While I mourn Aaron, I'm not sure my post about his death is a form of grieving. Or maybe it is. Not sure. I just want it to be a service to people who knew him and cared about him and what he lived for. The private correspondence that accompanies the post is also important more important than I expected when I first put up the post. Lots of processing, together, much of it involving people who hardly know each other.
I wonder if what drives talented and promising young people like Aaron to suicide is a crisis of identity. Gene Kan considered himself a failure. I don't know aobut Ilya Zhitomirskiy, but I do know that Diaspora didn't live up to any optimist's expectations. I've been told that Aaron didn't want to be considered a felon, or a burden to others.
Self-definition is so huge for young people. And yet, it's not so important as it seems. I was fifty before I realized that I was none of the labels I carried, but simply my self. One result of that realization is that nearly everything I'm known for is stuff I've done since then. It's good to be liberated from the burden of expectations.
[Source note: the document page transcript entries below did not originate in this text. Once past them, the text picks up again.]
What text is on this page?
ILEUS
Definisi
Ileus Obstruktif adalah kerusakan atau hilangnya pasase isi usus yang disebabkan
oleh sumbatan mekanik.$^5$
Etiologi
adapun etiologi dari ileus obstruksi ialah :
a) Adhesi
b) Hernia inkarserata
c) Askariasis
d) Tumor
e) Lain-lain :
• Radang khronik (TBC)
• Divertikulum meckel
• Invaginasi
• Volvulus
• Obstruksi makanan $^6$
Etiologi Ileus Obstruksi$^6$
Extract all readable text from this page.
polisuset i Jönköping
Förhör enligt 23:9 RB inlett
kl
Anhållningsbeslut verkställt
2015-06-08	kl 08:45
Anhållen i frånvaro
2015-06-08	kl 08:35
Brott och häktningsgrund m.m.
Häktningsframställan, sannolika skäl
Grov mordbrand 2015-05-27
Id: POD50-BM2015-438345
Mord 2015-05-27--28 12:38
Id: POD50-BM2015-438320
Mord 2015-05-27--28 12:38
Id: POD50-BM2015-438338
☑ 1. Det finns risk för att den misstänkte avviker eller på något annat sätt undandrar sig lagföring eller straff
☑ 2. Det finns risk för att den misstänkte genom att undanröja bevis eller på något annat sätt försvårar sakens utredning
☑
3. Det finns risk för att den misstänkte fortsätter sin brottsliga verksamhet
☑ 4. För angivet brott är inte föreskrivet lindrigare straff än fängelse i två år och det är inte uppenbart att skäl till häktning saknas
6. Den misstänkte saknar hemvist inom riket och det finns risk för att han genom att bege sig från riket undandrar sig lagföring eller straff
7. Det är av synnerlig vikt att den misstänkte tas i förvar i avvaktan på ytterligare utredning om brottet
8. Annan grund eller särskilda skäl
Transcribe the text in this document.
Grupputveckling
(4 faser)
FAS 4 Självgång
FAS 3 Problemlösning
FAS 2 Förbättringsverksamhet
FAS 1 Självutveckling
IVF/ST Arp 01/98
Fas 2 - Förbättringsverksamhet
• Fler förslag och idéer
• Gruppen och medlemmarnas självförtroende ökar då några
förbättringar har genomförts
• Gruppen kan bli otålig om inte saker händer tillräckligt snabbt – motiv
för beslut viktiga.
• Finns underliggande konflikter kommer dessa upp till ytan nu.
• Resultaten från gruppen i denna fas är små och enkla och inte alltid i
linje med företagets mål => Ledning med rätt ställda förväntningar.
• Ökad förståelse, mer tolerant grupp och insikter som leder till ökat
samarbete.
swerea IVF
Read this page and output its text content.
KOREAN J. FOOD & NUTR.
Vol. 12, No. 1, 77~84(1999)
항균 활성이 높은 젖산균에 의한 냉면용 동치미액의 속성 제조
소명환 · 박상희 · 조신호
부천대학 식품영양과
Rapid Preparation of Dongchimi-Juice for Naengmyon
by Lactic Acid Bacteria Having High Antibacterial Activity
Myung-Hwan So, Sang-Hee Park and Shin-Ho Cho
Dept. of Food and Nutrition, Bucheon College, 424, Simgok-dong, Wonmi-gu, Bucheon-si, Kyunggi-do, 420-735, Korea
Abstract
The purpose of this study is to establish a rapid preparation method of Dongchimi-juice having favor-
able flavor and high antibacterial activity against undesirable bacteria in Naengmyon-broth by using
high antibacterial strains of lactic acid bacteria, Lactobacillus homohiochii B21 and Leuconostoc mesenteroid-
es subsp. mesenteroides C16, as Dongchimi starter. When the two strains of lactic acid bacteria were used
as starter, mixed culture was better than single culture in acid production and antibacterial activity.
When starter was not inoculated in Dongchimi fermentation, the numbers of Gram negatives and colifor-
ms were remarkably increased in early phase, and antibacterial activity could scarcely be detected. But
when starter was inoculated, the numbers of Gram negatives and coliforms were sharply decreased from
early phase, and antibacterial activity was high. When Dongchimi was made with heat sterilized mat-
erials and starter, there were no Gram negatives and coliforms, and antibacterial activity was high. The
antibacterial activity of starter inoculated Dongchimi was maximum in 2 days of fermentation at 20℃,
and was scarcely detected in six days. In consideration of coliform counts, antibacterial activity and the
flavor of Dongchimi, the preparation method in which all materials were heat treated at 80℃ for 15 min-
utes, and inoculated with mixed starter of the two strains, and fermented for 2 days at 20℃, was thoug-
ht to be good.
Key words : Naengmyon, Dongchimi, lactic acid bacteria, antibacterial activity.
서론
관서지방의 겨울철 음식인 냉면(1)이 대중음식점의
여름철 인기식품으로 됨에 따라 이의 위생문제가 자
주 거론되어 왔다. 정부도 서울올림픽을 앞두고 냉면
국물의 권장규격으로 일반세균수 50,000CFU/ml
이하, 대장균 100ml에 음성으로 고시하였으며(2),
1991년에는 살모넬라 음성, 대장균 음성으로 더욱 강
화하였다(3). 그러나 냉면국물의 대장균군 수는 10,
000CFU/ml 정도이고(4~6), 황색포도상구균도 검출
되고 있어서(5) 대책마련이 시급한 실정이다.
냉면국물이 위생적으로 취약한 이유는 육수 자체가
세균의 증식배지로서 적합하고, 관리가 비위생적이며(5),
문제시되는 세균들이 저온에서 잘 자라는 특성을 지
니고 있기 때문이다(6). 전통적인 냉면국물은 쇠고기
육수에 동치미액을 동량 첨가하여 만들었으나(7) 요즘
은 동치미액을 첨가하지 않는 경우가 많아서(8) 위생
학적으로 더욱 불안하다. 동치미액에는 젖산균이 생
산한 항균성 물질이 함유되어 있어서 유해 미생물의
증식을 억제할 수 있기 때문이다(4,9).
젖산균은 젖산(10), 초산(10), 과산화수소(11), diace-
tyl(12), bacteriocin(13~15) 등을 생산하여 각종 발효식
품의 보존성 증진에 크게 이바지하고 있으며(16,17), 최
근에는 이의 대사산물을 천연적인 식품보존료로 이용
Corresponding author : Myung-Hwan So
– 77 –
We'll never know exactly what drove Aaron to do what he did. He left no note. But I respect his family's claim that Aaron was hounded by a Javert-esque proscecutor who refused a plea bargain and wanted to make an example of Aaron by sending him to prison for a long time. This Wall Street Journal piece (alas behind a paywall) says pretty much the same thing.
I agree that the dead are dead. Their absoluteness of their absence is undeniable. We have no proof of life after death, and yet the dead remain present with us in many ways.
I remember one time, after my mother died, thinking of something I wanted to share with her. Immediately I sensed her presence, and heard her voice, telling me death is life's way of making sure we pass love along. "It's important that you can't give it to me," she said. "I gave my love to you. Now you pass some along to people who can use it."